As stated before, I'll clarify the "deprecation" term mentioned in Wikitech for the various revscoring-based models, but it is not something that is related to the Lift Wing migration (since all models present on ORES are also on Lift Wing). It is a long term and wider project that will happen over the upcoming months/years, and that requires a broader discussion.

This is why I propose to discuss models on Phabricator, rather than Wikitech-l :)
 
On the long run, I believe an unique model good enough can be developed for revert bots. However, it would be great if there were some clear quality criteria that the community can verify and the old models are maintained for a wiki until we are sure the new model passes that criteria on that wiki.

Definitely, I just want to make it clear that the ML team has no intention to force any choice to the community, we are just trying to optimize our infrastructure to serve a wide variety of models and in the process we have to choose the best strategy to follow. On Lift Wing we require that every new model has a model card that explains how it works, how it was trained, best use cases, etc.. For example, these are the API Portal's pages for the two Revert Risk models (they contain the link to model cards):
https://api.wikimedia.org/wiki/Lift_Wing_API/Reference/Get_reverted_risk_language_agnostic_prediction
https://api.wikimedia.org/wiki/Lift_Wing_API/Reference/Get_reverted_risk_multilingual_prediction
 
A change in hosting should not be the guiding force in any team's roadmap, but the needs of its users.

I hope that we (as ML) didn't describe our intentions in the wrong way, since our aim is absolutely not to impose anything, but to improve our infrastructure to better serve users in the future (WMF internal use cases and the community). ORES served us well over the years, it was a pioneering project on a topic, ML, that was only discussed in Research papers and some futuristic set of libraries at the time. Big players were already working on it internally, but there was no clear guidance or standards, and over the years stuff like MLOps formed and nowadays they are the de facto standard to operate. We are trying to follow those best practices, because we are convinced that they will surely improve and ease the process to build and publish a model at the WMF.
If you are curious, the ML team worked a lot on documentation, see https://wikitech.wikimedia.org/wiki/Machine_Learning/LiftWing. We tried as best as we could to make the transition smooth and to highlight new features and improvements for every user.

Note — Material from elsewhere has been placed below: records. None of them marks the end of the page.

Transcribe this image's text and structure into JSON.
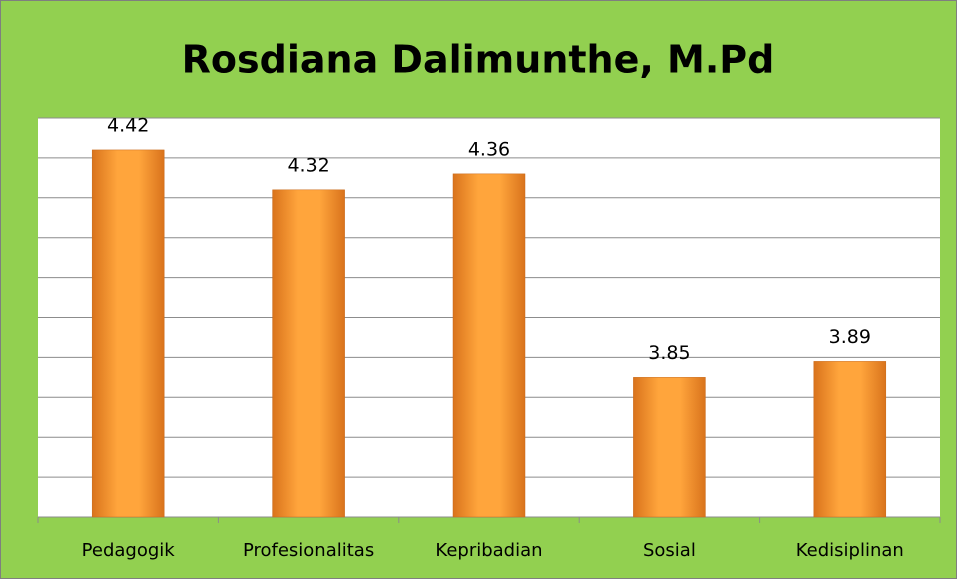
{
  "chart_data": {
    "type": "bar",
    "title": "Rosdiana Dalimunthe, M.Pd",
    "categories": [
      "Pedagogik",
      "Profesionalitas",
      "Kepribadian",
      "Sosial",
      "Kedisiplinan"
    ],
    "values": [
      4.42,
      4.32,
      4.36,
      3.85,
      3.89
    ],
    "color": "#f39a2e",
    "ylim": [
      3.5,
      4.5
    ],
    "yticks": [
      3.5,
      3.6,
      3.7,
      3.8,
      3.9,
      4.0,
      4.1,
      4.2,
      4.3,
      4.4,
      4.5
    ],
    "grid": true
  }
}
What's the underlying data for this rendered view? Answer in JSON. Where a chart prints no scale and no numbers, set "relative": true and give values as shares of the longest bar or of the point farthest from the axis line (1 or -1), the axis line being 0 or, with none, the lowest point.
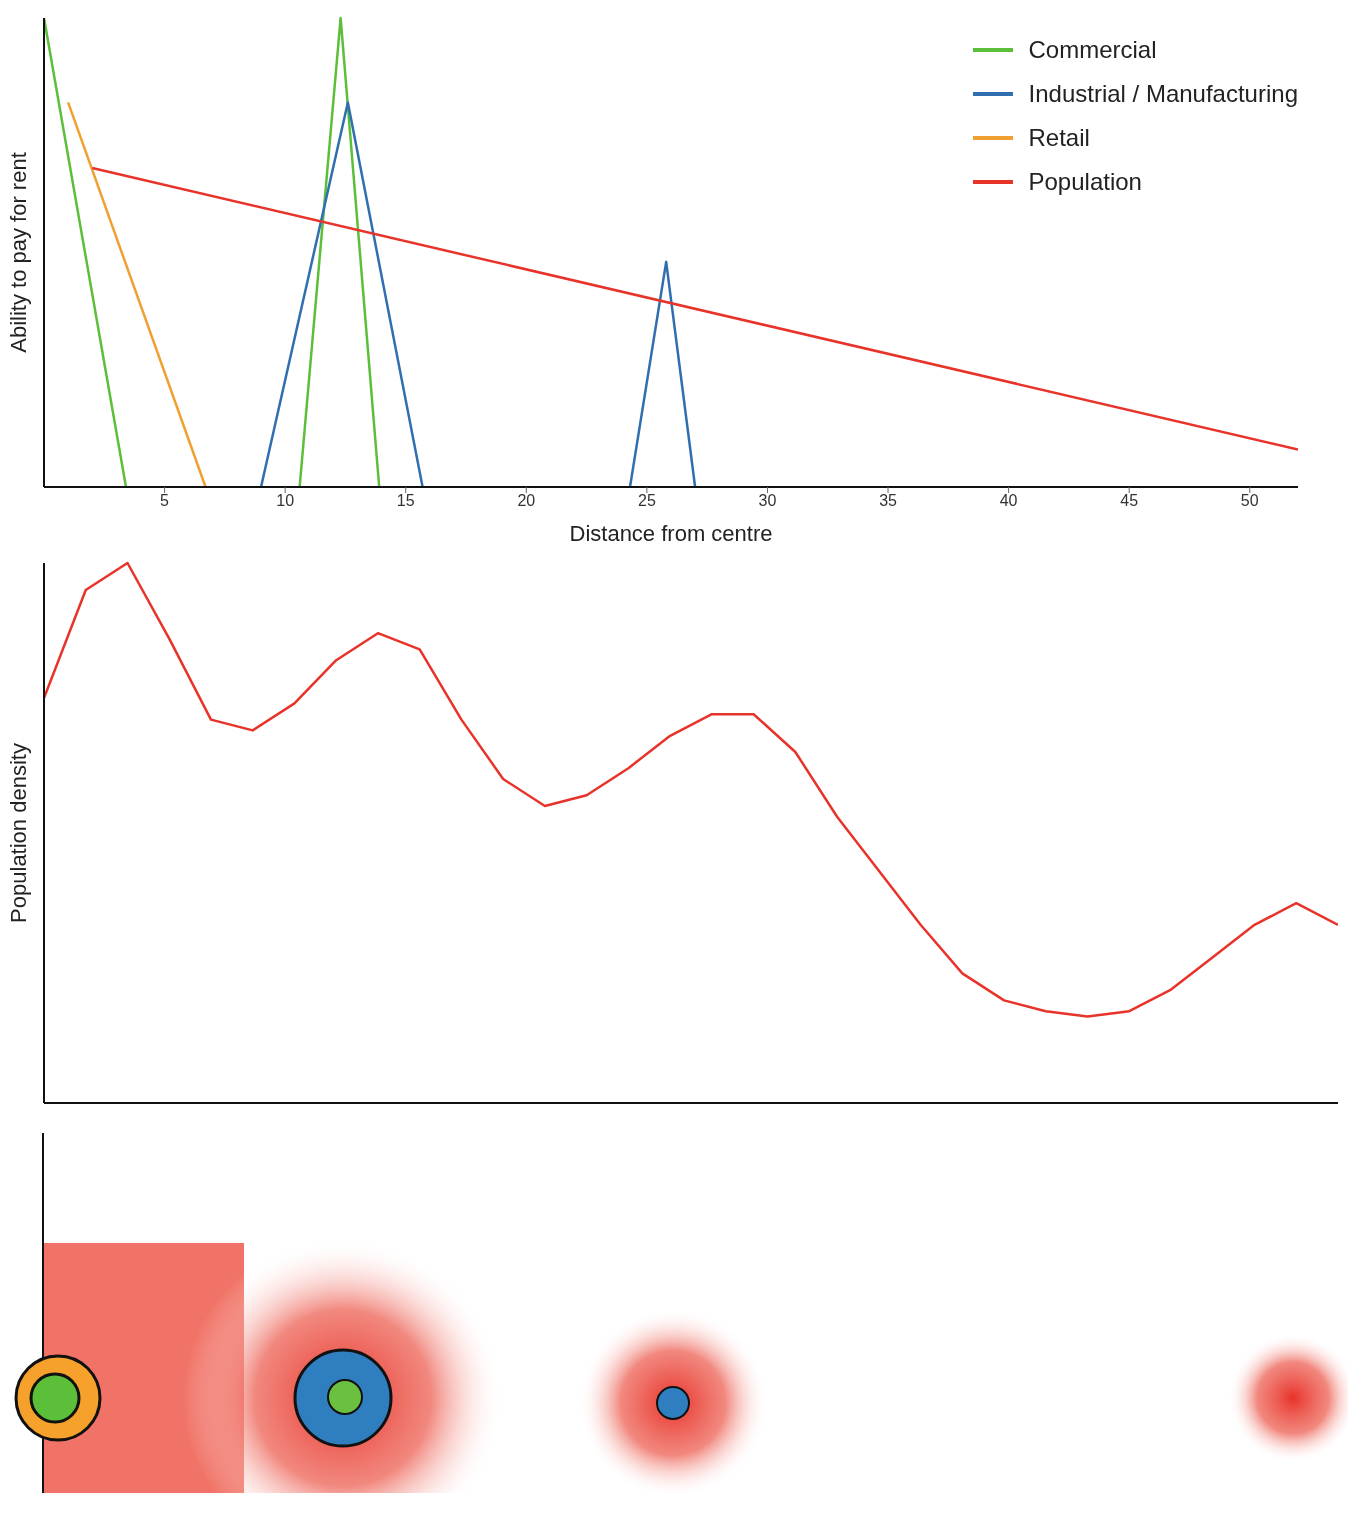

To summarize - we, as ML team, have created Lift Wing to serve the community and our internal use cases, and we wouldn't remove support or change dramatically how the community operates without a gradual migration path and proposing new solutions first. During the migration to Lift Wing we asked folks to test Revert Risk models, instead of goodfaith/damanging ones, and the solution seems to have suited a lot of use cases. Maybe in the future we'll have a mixture of specialized models for certain wikis, and more "multi-purpose" ones, but finding the right solution will surely involve community feedback and several tries.

Thanks for the feedback!

Luca